Fakat babamın bir ânda beni Türkmen holdinge götürmesi ve stajımı, tıpkı ablalarım gibi orada yapmamı istemesi beklenmedik olandı.

Evden kaçmadan evvel, onları şaşırtmak için Eda ablamın çantasına attığım: 'Sevdiğim adamla gidiyorum buralardan, peşimden gelmeyin.' mektubumun holdingte ortaya çıkması üzerine; bu kez Türkmen holdingten kaçmaya çabalamıştım.

Bu doğrultuda Sancar'ın arabasına binmek plansızdı; işin içinden çıkamayacağımı anlayınca, çevirmeye kendim takılarak kendimi nezarete attırmaya çalışmıştım.

Ve bingo! Yine buradaydım.

Cevap vermeyeceğimi anlayınca kalktı ve kapıya doğru yürüdü babam. Çatık kaşlarla tekrar bana döndü eli kapı kulpundayken.

"Madem hiç kimseye haber vermeden çıkıp gidecek kadar seviyorsunuz birbirinizi, bu evden benim desteğimi almadan gitme Levlâ. Bana sırtını çevirme, kapılarımı kendine açık bırak çünkü kötürüm bir kararla yapacağın evliliğin pişmanlığını yaşarsan, ben seni bekliyor olacağım."

Şaşırmama fırsat vermeden işaret parmağını kaldırıp anaç bir ifadeyle havada salladı.

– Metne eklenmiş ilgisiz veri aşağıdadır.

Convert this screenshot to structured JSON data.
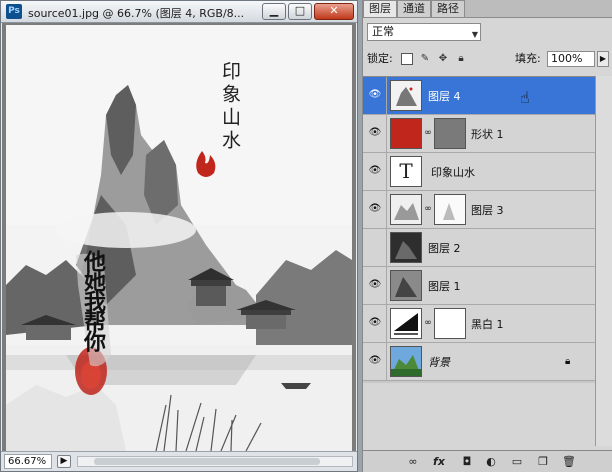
{
  "document_window": {
    "app_badge": "Ps",
    "title": "source01.jpg @ 66.7% (图层 4, RGB/8...",
    "buttons": {
      "minimize": "▁",
      "restore": "□",
      "close": "✕"
    },
    "artwork_calligraphy_top": "印象山水",
    "artwork_calligraphy_left": "他她我帮你",
    "status": {
      "zoom": "66.67%"
    }
  },
  "layers_panel": {
    "tabs": [
      "图层",
      "通道",
      "路径"
    ],
    "blend_mode": "正常",
    "lock_label": "锁定:",
    "fill_label": "填充:",
    "fill_value": "100%",
    "layers": [
      {
        "name": "图层 4",
        "selected": true,
        "visible": true,
        "thumb": "landscape"
      },
      {
        "name": "形状 1",
        "selected": false,
        "visible": true,
        "thumb": "red"
      },
      {
        "name": "印象山水",
        "selected": false,
        "visible": true,
        "thumb": "text"
      },
      {
        "name": "图层 3",
        "selected": false,
        "visible": true,
        "thumb": "landscape"
      },
      {
        "name": "图层 2",
        "selected": false,
        "visible": false,
        "thumb": "dark"
      },
      {
        "name": "图层 1",
        "selected": false,
        "visible": true,
        "thumb": "gray"
      },
      {
        "name": "黑白 1",
        "selected": false,
        "visible": true,
        "thumb": "adjust"
      },
      {
        "name": "背景",
        "selected": false,
        "visible": true,
        "thumb": "color",
        "locked": true
      }
    ],
    "bottom_icons": [
      "link-icon",
      "fx-icon",
      "mask-icon",
      "adjustment-icon",
      "folder-icon",
      "new-layer-icon",
      "trash-icon"
    ]
  },
  "colors": {
    "selected_row": "#3875d7",
    "seal_red": "#c0261c",
    "mask_gray": "#7a7a7a"
  }
}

"O holdingte, gözümün önünde çalışacaksın. Sen ve o herif gözümün önünde olacaksınız. Yıllardır ortak olduğum adamın oğlu, ailemin içine kadar sızmış. Ruhum bile duymamış. Bunun hesabınıda vermeden, benden seni kimse alamaz."

Bana başka bir söz hakkı daha tanımadan odadan çıktı ve gitti.

"Böyle işin sağını, solunu, evvelini arkasını..." Diye homurdandım.

Ne halt yiyecektim şimdi?

Sancar'la konuşmam gerekiyordu.

Annem öldükten sonra evimle bağımı koparmıştım. Türkmen holdingin sahibi, babamla ortak olan Peyami Safa Türkmenin bir oğlu olduğunu bile yeni öğreniyordum.

Tanıştığımız gibi evlenen ilk çift olmalıydık!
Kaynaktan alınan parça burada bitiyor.